黒子くんと火神さんが導いた結果だし、私が涼太と出逢えたようなラッキーと一緒にしてしまってはいけないと思う。
バスケが繋いだ縁。
これからも、ずっと繋がっていくんだ。
「……いいな、皆の、絆」
ぽつりと口にして、しまったと思う。
こんなの、僻みみたいなものだ。
明るい話をって、思ったのに!
……でも、皆が羨ましい。
ああやって、切っても切れない縁で結ばれている皆が。
羨ましがったって、どうなるわけじゃない。
私が、皆の過去に入れるわけでもない。
でも、やっぱり、寂しい……。
「こういうのは、過ごした時間の長さじゃないっスよ、みわ」
涼太の声が、一段と優しくなった。
「……ごめん、なさい」
最悪だ。
涼太に、気を遣わせて。
"そんな事ないよ""みわだって仲間だろ"無意識のうちにそう言って欲しくて、言ったようなものだ。

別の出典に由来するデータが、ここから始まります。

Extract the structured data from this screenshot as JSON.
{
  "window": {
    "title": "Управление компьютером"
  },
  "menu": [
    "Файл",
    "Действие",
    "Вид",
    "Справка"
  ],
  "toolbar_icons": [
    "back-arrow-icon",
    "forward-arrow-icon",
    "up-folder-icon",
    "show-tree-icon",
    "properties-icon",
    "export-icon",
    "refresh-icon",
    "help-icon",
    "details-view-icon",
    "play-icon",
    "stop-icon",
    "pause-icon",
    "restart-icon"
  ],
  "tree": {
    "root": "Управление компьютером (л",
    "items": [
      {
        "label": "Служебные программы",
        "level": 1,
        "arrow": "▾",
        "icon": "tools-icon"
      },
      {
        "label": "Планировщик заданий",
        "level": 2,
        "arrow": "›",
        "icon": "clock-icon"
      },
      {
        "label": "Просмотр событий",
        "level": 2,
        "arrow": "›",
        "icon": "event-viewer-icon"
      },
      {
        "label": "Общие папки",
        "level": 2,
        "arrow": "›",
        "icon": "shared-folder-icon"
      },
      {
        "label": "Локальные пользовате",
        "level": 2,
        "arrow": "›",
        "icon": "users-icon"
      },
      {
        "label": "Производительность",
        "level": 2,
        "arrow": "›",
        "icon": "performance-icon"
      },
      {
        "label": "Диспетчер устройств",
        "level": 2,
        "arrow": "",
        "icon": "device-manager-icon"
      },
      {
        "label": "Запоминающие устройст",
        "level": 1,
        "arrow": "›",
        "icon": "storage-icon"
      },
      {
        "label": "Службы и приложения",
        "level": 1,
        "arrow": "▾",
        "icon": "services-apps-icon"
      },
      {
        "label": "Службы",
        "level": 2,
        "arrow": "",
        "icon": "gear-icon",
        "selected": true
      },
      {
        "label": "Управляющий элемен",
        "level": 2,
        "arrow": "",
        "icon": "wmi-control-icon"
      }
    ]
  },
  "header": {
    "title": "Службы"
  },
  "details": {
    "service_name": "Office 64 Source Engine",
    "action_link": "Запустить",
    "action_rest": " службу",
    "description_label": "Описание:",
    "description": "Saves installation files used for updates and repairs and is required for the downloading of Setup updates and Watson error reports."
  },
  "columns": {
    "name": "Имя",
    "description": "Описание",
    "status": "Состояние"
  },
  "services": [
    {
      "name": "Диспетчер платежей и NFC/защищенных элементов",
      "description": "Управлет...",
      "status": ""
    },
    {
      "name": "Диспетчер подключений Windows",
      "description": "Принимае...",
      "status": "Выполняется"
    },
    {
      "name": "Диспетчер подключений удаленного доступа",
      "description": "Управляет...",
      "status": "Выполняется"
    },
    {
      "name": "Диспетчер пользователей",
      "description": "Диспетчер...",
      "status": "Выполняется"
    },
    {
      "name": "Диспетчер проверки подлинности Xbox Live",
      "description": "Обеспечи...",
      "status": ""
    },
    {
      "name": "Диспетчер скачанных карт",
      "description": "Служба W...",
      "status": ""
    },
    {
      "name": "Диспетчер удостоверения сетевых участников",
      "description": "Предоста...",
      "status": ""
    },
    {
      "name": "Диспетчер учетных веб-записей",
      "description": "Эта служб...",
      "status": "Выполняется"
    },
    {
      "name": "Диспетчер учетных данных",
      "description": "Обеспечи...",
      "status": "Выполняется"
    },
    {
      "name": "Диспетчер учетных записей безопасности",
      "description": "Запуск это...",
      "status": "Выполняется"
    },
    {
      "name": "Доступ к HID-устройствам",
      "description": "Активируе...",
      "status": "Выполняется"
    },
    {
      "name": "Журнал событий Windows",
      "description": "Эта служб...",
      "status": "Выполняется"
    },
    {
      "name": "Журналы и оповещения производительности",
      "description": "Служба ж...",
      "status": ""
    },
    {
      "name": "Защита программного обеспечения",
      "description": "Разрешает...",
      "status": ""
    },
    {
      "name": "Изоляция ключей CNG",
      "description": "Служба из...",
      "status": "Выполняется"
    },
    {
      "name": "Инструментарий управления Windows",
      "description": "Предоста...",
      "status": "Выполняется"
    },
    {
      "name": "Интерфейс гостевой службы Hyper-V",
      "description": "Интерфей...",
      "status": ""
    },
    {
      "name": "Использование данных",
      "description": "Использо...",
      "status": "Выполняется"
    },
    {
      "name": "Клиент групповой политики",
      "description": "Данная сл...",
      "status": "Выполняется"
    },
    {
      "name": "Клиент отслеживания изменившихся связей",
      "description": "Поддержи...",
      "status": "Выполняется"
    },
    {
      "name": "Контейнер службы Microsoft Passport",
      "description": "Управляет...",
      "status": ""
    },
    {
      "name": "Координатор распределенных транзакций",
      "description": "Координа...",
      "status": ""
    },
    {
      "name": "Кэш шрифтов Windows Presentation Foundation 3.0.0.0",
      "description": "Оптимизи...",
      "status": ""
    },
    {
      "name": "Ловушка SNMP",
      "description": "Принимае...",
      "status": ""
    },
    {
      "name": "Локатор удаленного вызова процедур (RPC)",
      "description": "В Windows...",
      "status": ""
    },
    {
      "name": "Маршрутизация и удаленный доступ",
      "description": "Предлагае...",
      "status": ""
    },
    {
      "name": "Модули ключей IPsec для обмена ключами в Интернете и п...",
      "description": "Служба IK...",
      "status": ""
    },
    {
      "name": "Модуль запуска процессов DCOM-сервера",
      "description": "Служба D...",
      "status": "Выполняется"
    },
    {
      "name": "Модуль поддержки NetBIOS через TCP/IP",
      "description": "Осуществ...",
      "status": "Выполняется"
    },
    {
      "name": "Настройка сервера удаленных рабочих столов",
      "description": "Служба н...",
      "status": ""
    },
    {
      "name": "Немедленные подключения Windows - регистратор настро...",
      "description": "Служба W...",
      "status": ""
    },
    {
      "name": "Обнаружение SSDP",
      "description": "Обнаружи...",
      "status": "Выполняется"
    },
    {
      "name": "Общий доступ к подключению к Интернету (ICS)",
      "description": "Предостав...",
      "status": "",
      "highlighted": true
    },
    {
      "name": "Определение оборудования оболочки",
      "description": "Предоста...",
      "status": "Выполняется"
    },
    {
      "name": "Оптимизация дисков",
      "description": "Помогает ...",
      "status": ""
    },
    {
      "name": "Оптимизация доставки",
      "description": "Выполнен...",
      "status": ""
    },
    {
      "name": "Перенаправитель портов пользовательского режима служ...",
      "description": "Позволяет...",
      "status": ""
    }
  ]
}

せっかくふたりきりの時間、なんでこんな事しか言えないんだろう。
「また謝った」
「う」
……これもそう。
謝れば、許して貰えると思ってるんだろうか。
"ううん、大丈夫だよ"って相手が気を遣って返してくれるように、誘導してしまっているんだろうか。
涼太のことを好きになればなるほど、自分の嫌なところが見えてくる。
「私、ずるい」
「ん? 何がっスか?」
「そんなことないよって言って欲しくて、謝ってるんだよ、無意識のうちに……」
「みわは考えスギ」
ぽんぽんと、大きな手がなだめるように、撫でてくれる。
その優しい手に許された気がして、ずるい私はまたちょっとだけホッとした。